«El tiro» es un cortometraje que sitúa su conflicto en la profunda herida social abierta tras la Guerra Civil española y prolongada durante el franquismo y el nacimiento de ETA en 1959. La represión contra el euskera y la cultura vasca, junto a la persecución de los nacionalistas, contribuyó a forjar una identidad basada en la resistencia y en la memoria del conflicto. En ese contexto histórico se inscriben las familias Ongorri y Ibartagay, nobles de Bizkaia, enfrentadas ya en la Guerra Civil: unos alineados con el bando franquista y otros con la legitimidad republicana.
Pablo Ongorri y Eusebio Ibartagay crecieron en el distrito bilbaíno de Uribarri, junto al monte Artxanda, en el seno de una economía industrial heredada —industria mecánica y química, respectivamente— y compartieron la afición por la caza, siendo de los primeros inscritos en la Federación de Caza de Bizkaia (1970). Sin embargo, la diáspora provocada por ETA y la presión del llamado impuesto revolucionario los empujó a abandonar Euskadi en los años más sanguinarios (1978-1992). Como tantos empresarios, dejaron atrás amigos y negocios para empezar de nuevo, eligiendo Benidorm, donde frecuentaron la Calle de los Vascos y, momentáneamente, desaparecieron las divergencias.

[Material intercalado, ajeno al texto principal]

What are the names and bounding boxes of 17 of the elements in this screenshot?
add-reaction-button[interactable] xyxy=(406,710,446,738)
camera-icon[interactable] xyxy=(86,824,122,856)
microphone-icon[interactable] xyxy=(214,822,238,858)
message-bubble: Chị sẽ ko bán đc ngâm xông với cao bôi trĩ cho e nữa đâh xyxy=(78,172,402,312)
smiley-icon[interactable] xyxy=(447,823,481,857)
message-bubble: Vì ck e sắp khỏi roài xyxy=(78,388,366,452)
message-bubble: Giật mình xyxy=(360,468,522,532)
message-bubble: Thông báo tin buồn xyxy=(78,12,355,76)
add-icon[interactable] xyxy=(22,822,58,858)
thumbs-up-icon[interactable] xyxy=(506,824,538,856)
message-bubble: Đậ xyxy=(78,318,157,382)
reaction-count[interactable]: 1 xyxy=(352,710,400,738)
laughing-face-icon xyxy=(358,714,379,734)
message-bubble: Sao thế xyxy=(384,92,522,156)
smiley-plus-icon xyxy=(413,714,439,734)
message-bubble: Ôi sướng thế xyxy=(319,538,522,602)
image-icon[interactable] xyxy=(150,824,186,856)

Pero los rencores larvados afloraron. En una excursión de la Federación al desierto de Los Monegros, un paraje árido y silencioso, una tormenta de arena precipitó la tragedia: la pulsión nerviosa de Eusebio apretó el gatillo y su disparo hirió mortalmente a José, hermano de Pablo. ¿Accidente fortuito o acto deliberado? Desde entonces, la duda y el dolor erosionan cualquier convivencia. Vecinos en edificios enfrentados, el pasado vuelve a interponerse hasta que uno decide recurrir al Mauser heredado de la Guerra Civil, símbolo de un legado familiar donde violencia, orgullo y memoria parecen transmitirse de generación en generación.